# Форум на русском языке  > Новости  > Уязвимости  >  Adobe устранила три бреши в Flash Player

## CyberWriter

Компания Adobe выпустила обновление для популярной платформы Flash Player. Посредством обновления фирма устранила три уязвимости. Они могли использоваться для выполнения произвольного кода на компьютере.
Разработчики назвали уязвимости «критическими». Это наивысший показатель опасности, а значит, всем пользователям Flash Player необходимо обновить ПО. Две из данных брешей нарушают память и позволяют хакеру удаленно выполнять машинный код. Данные ошибки нашли Ян Бир (Ian Beer) из отдела Google Project Zero и Вен Гуаньсин (Wen Guangxing), который работает в компании Venustech. Еще из Flash Player убрали ошибку класса integer overflow.
В Google Chrome новейший вариант плейера устанавливается автоматически через механизм обновления бразуера. Adobe Flash Player позволяет автоматически устанавливать апдейты, как только они появляются. О новом релизе можно узнать, активировав функцию уведомлений.
Процесс обновления продуктов множества компаний синхронизирован с выпуском апдейтов безопасности для ОС Windows. В результате сразу несколько компаний издают обновления в один день с создателями данной операционной системы.

anti-malware.ru

----------

Надоело быть жертвой?

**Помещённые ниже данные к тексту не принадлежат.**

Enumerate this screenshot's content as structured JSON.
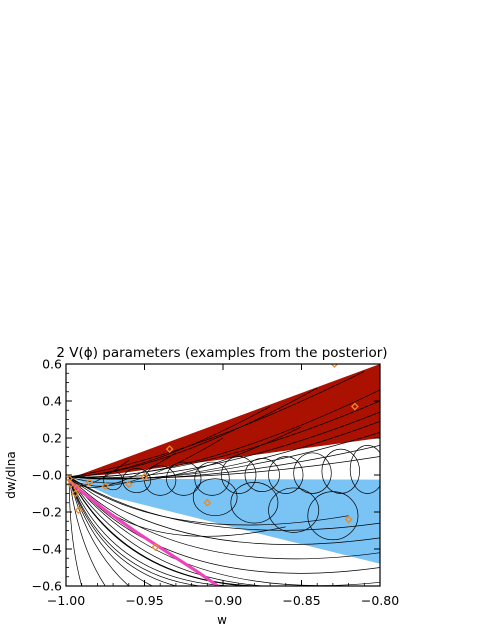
{
  "chart_data": {
    "type": "line",
    "title": "2 V(ϕ) parameters (examples from the posterior)",
    "xlabel": "w",
    "ylabel": "dw/dlna",
    "xlim": [
      -1.0,
      -0.8
    ],
    "ylim": [
      -0.6,
      0.6
    ],
    "xticks": [
      "−1.00",
      "−0.95",
      "−0.90",
      "−0.85",
      "−0.80"
    ],
    "yticks": [
      "0.6",
      "0.4",
      "0.2",
      "−0.0",
      "−0.2",
      "−0.4",
      "−0.6"
    ],
    "xtick_values": [
      -1.0,
      -0.95,
      -0.9,
      -0.85,
      -0.8
    ],
    "ytick_values": [
      0.6,
      0.4,
      0.2,
      0.0,
      -0.2,
      -0.4,
      -0.6
    ],
    "grid": false,
    "colors": {
      "thawing_region": "#aa1100",
      "freezing_region": "#7ac3f5",
      "trajectories": "#000000",
      "highlight_trajectory": "#ee44bb",
      "markers": "#ee8822"
    },
    "regions": [
      {
        "id": "red",
        "polygon": [
          [
            -0.995,
            -0.01
          ],
          [
            -0.8,
            0.6
          ],
          [
            -0.8,
            0.2
          ],
          [
            -0.97,
            0.005
          ]
        ]
      },
      {
        "id": "blue",
        "polygon": [
          [
            -0.995,
            -0.02
          ],
          [
            -0.8,
            -0.025
          ],
          [
            -0.8,
            -0.48
          ],
          [
            -0.97,
            -0.12
          ]
        ]
      }
    ],
    "highlight_series": {
      "x": [
        -0.998,
        -0.99,
        -0.975,
        -0.955,
        -0.935,
        -0.915,
        -0.9
      ],
      "y": [
        -0.03,
        -0.09,
        -0.19,
        -0.31,
        -0.42,
        -0.53,
        -0.62
      ]
    },
    "curves_up": [
      {
        "end": [
          -0.81,
          0.56
        ],
        "bend": 0.04
      },
      {
        "end": [
          -0.84,
          0.47
        ],
        "bend": 0.05
      },
      {
        "end": [
          -0.87,
          0.37
        ],
        "bend": 0.04
      },
      {
        "end": [
          -0.8,
          0.46
        ],
        "bend": 0.06
      },
      {
        "end": [
          -0.8,
          0.4
        ],
        "bend": 0.05
      },
      {
        "end": [
          -0.8,
          0.34
        ],
        "bend": 0.05
      },
      {
        "end": [
          -0.8,
          0.29
        ],
        "bend": 0.05
      },
      {
        "end": [
          -0.8,
          0.23
        ],
        "bend": 0.04
      },
      {
        "end": [
          -0.85,
          0.26
        ],
        "bend": 0.06
      },
      {
        "end": [
          -0.9,
          0.2
        ],
        "bend": 0.06
      },
      {
        "end": [
          -0.93,
          0.12
        ],
        "bend": 0.05
      },
      {
        "end": [
          -0.96,
          0.08
        ],
        "bend": 0.04
      },
      {
        "end": [
          -0.8,
          0.16
        ],
        "bend": 0.03
      },
      {
        "end": [
          -0.8,
          0.1
        ],
        "bend": 0.02
      }
    ],
    "curves_down": [
      {
        "end": [
          -0.99,
          -0.6
        ],
        "bend": 0.01
      },
      {
        "end": [
          -0.975,
          -0.6
        ],
        "bend": 0.015
      },
      {
        "end": [
          -0.96,
          -0.6
        ],
        "bend": 0.02
      },
      {
        "end": [
          -0.945,
          -0.6
        ],
        "bend": 0.03
      },
      {
        "end": [
          -0.93,
          -0.6
        ],
        "bend": 0.04
      },
      {
        "end": [
          -0.915,
          -0.6
        ],
        "bend": 0.05
      },
      {
        "end": [
          -0.895,
          -0.6
        ],
        "bend": 0.06
      },
      {
        "end": [
          -0.88,
          -0.6
        ],
        "bend": 0.06
      },
      {
        "end": [
          -0.865,
          -0.6
        ],
        "bend": 0.07
      },
      {
        "end": [
          -0.85,
          -0.6
        ],
        "bend": 0.08
      },
      {
        "end": [
          -0.835,
          -0.6
        ],
        "bend": 0.08
      },
      {
        "end": [
          -0.8,
          -0.58
        ],
        "bend": 0.09
      },
      {
        "end": [
          -0.8,
          -0.5
        ],
        "bend": 0.09
      },
      {
        "end": [
          -0.8,
          -0.42
        ],
        "bend": 0.08
      },
      {
        "end": [
          -0.8,
          -0.34
        ],
        "bend": 0.07
      },
      {
        "end": [
          -0.8,
          -0.26
        ],
        "bend": 0.06
      },
      {
        "end": [
          -0.82,
          -0.22
        ],
        "bend": 0.06
      },
      {
        "end": [
          -0.86,
          -0.28
        ],
        "bend": 0.07
      }
    ],
    "loops": [
      {
        "x": -0.97,
        "y": -0.03,
        "rx": 0.006,
        "ry": 0.05
      },
      {
        "x": -0.955,
        "y": -0.03,
        "rx": 0.009,
        "ry": 0.065
      },
      {
        "x": -0.94,
        "y": -0.03,
        "rx": 0.01,
        "ry": 0.08
      },
      {
        "x": -0.925,
        "y": -0.02,
        "rx": 0.011,
        "ry": 0.09
      },
      {
        "x": -0.907,
        "y": -0.02,
        "rx": 0.011,
        "ry": 0.09
      },
      {
        "x": -0.89,
        "y": 0.0,
        "rx": 0.011,
        "ry": 0.1
      },
      {
        "x": -0.875,
        "y": 0.0,
        "rx": 0.011,
        "ry": 0.09
      },
      {
        "x": -0.86,
        "y": 0.0,
        "rx": 0.011,
        "ry": 0.1
      },
      {
        "x": -0.843,
        "y": 0.01,
        "rx": 0.012,
        "ry": 0.11
      },
      {
        "x": -0.825,
        "y": 0.02,
        "rx": 0.012,
        "ry": 0.12
      },
      {
        "x": -0.808,
        "y": 0.03,
        "rx": 0.011,
        "ry": 0.13
      },
      {
        "x": -0.905,
        "y": -0.12,
        "rx": 0.014,
        "ry": 0.1
      },
      {
        "x": -0.88,
        "y": -0.15,
        "rx": 0.015,
        "ry": 0.11
      },
      {
        "x": -0.855,
        "y": -0.19,
        "rx": 0.016,
        "ry": 0.12
      },
      {
        "x": -0.83,
        "y": -0.22,
        "rx": 0.016,
        "ry": 0.13
      }
    ],
    "markers": [
      [
        -0.829,
        0.6
      ],
      [
        -0.816,
        0.37
      ],
      [
        -0.934,
        0.14
      ],
      [
        -0.91,
        -0.15
      ],
      [
        -0.82,
        -0.24
      ],
      [
        -0.943,
        -0.39
      ],
      [
        -0.992,
        -0.19
      ],
      [
        -0.994,
        -0.1
      ],
      [
        -0.975,
        -0.06
      ],
      [
        -0.96,
        -0.05
      ],
      [
        -0.95,
        -0.01
      ],
      [
        -0.998,
        -0.02
      ],
      [
        -0.997,
        -0.05
      ],
      [
        -0.993,
        -0.07
      ],
      [
        -0.985,
        -0.04
      ]
    ]
  }
}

Стань профи по информационной безопасности, получай самую свежую информацию об угрозах и средствах защиты от ведущего российского аналитического центра Anti-Malware.ru:

----------


## Val_Ery

Лучше бы McAfee Security Scan устранили  :Cheesy: 

P.S. Может, Эдоби потому и отказались от поддержки флеш-плейера для Линукс, потому что линуксоидам эту поделку не впарить?  :Stick Out Tongue:

----------


## Никита Соловьев

> Лучше бы McAfee Security Scan устранили


 :Thumbs Up:   На все сто согласен.

----------


## Val_Ery

*Никита Соловьев*, 
Ура!!! Я, значит, не один  :Beer:

----------


## Никита Соловьев

*Val_Ery*, Определённо. Этот сканер макафи отвратительная вещь.

----------